Example input candidate:

semantic:
  instruction: Find the project name field.

Possible resolved candidate:

exact:
  stableId: project-name-input

or:

structural:
  role: textbox
  name: Project name

The resolved candidate is then passed to the provider. The provider decides whether it can handle it and performs the operation.

Assertion Judgement

Semantic and visual assertions can be judged by the LLM when a provider cannot deterministically prove them.

success:
  any:
    - semantic:
        intent: The project was created successfully.

The runner provides the current observation and asks for a structured judgement:

  • passed
  • confidence
  • message
  • optional evidence notes

Low-confidence judgement is treated as a failed verification rather than a silent pass.

Failure Classification

The runner emits one failure class:

Class Meaning
app_bug The app did not meet a user-visible acceptance criterion.
plan_unclear The plan is ambiguous or underspecified.
environment Provider, app, browser, terminal, desktop session, or LLM backend failed.
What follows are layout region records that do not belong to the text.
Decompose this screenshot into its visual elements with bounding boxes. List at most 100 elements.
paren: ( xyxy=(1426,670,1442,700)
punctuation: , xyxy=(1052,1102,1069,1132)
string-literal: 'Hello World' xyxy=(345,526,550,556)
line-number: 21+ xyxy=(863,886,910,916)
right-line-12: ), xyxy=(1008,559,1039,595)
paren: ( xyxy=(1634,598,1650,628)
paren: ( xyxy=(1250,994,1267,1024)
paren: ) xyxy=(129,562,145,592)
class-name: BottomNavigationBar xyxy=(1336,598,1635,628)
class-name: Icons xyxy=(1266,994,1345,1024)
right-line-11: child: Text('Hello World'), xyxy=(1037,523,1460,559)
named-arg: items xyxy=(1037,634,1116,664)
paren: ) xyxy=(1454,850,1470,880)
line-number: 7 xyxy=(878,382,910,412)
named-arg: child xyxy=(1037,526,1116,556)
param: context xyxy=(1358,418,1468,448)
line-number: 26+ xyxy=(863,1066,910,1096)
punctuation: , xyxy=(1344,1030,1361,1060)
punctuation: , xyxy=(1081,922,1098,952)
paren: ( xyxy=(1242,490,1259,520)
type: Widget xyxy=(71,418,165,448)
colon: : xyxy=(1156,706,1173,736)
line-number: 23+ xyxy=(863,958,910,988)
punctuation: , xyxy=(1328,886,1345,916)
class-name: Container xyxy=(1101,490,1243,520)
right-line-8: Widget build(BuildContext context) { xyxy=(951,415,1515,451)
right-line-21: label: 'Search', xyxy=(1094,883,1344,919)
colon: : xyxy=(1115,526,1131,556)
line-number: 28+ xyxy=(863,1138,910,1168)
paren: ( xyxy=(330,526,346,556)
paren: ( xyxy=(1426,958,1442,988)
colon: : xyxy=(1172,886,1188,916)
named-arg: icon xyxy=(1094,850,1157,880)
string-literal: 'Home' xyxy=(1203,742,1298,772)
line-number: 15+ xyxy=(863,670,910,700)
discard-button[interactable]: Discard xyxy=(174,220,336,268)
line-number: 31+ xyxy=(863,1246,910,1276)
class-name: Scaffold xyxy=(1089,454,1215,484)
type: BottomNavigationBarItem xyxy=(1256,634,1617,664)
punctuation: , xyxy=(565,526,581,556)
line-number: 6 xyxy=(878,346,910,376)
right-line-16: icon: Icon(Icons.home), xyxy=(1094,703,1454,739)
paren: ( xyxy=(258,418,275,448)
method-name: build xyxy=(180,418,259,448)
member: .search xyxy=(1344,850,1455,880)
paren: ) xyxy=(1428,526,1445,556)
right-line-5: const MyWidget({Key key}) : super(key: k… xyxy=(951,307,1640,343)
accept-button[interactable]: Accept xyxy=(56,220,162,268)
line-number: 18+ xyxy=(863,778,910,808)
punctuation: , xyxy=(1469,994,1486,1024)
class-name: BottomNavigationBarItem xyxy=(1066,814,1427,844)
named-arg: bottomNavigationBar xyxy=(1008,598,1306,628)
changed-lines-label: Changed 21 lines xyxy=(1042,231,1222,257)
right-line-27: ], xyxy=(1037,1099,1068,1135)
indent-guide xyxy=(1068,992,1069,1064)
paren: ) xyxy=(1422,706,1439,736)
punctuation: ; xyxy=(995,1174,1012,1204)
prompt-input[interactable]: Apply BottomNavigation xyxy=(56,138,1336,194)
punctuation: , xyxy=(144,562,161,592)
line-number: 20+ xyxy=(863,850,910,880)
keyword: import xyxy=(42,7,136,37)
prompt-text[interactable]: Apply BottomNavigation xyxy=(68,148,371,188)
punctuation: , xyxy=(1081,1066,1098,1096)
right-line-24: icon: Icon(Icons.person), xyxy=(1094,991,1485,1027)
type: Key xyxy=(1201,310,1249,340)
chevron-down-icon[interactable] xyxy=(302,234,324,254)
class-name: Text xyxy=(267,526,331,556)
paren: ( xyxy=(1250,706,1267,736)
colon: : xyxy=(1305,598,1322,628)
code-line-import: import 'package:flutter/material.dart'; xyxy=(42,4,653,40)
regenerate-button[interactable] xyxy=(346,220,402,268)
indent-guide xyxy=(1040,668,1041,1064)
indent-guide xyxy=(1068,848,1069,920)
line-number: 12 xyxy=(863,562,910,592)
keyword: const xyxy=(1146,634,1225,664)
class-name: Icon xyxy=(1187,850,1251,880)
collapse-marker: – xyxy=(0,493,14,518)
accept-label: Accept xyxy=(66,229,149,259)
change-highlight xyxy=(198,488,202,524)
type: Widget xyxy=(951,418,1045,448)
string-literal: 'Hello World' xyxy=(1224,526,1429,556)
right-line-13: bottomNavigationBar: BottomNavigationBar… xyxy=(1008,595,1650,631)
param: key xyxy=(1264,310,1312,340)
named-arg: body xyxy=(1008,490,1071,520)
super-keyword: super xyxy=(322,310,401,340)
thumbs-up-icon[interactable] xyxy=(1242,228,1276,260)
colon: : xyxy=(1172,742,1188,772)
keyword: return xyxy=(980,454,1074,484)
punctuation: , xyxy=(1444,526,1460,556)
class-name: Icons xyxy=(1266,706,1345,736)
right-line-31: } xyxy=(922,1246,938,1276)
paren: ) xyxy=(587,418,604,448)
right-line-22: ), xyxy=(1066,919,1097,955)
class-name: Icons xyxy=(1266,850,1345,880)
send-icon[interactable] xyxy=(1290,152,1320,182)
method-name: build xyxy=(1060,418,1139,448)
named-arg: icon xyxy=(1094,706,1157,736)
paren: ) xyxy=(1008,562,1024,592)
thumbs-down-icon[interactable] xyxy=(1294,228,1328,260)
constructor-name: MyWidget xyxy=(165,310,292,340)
If the LLM backend itself fails, the runner records that as an environment problem. For example, an expired account, missing API key, unsupported model prefix, or request timeout should not be reported as an app bug.

Trace Files

Every run writes:

.agent-check/runs/<runId>/llm-trace.json

This file is the easiest way to confirm that the LLM was actually used.

Event types include:

Event Meaning
candidate_resolution A high-level candidate was resolved or failed to resolve.
assertion_judgement A semantic or visual assertion was judged.
failure_classification A failed step was classified.

Statuses include:

Status Meaning
used The LLM returned a structured result.
unavailable The LLM was needed but unavailable or failed.
ignored The LLM result was not accepted, usually because confidence was too low.

Example excerpt:

[
  {
    "event": "candidate_resolution",
    "status": "used",
    "stepId": "fill_project_name",
    "model": "zhipu/glm-4.7",
    "resolvedCandidate": {
      "exact": {
        "stableId": "project-name-input"
      }
    },
    "confidence": 1,
    "reason": "The observation contains a stable project-name input."
  }
]

Implementation Files

Relevant files:

File Role
src/llm/llmClient.ts Provider-neutral LLM interface and structured result schemas.
src/llm/vercelAiLlmClient.ts Vercel AI SDK backed implementation.
src/core/runner.ts Decides when to call the LLM and records trace events.
src/cli/index.ts Loads .env, reads model config, and wires the client into runs.

The Vercel AI SDK is the abstraction layer. OpenAI, Codex CLI, Zhipu, Z.AI, or future providers are runtime model choices, not testing plan concepts.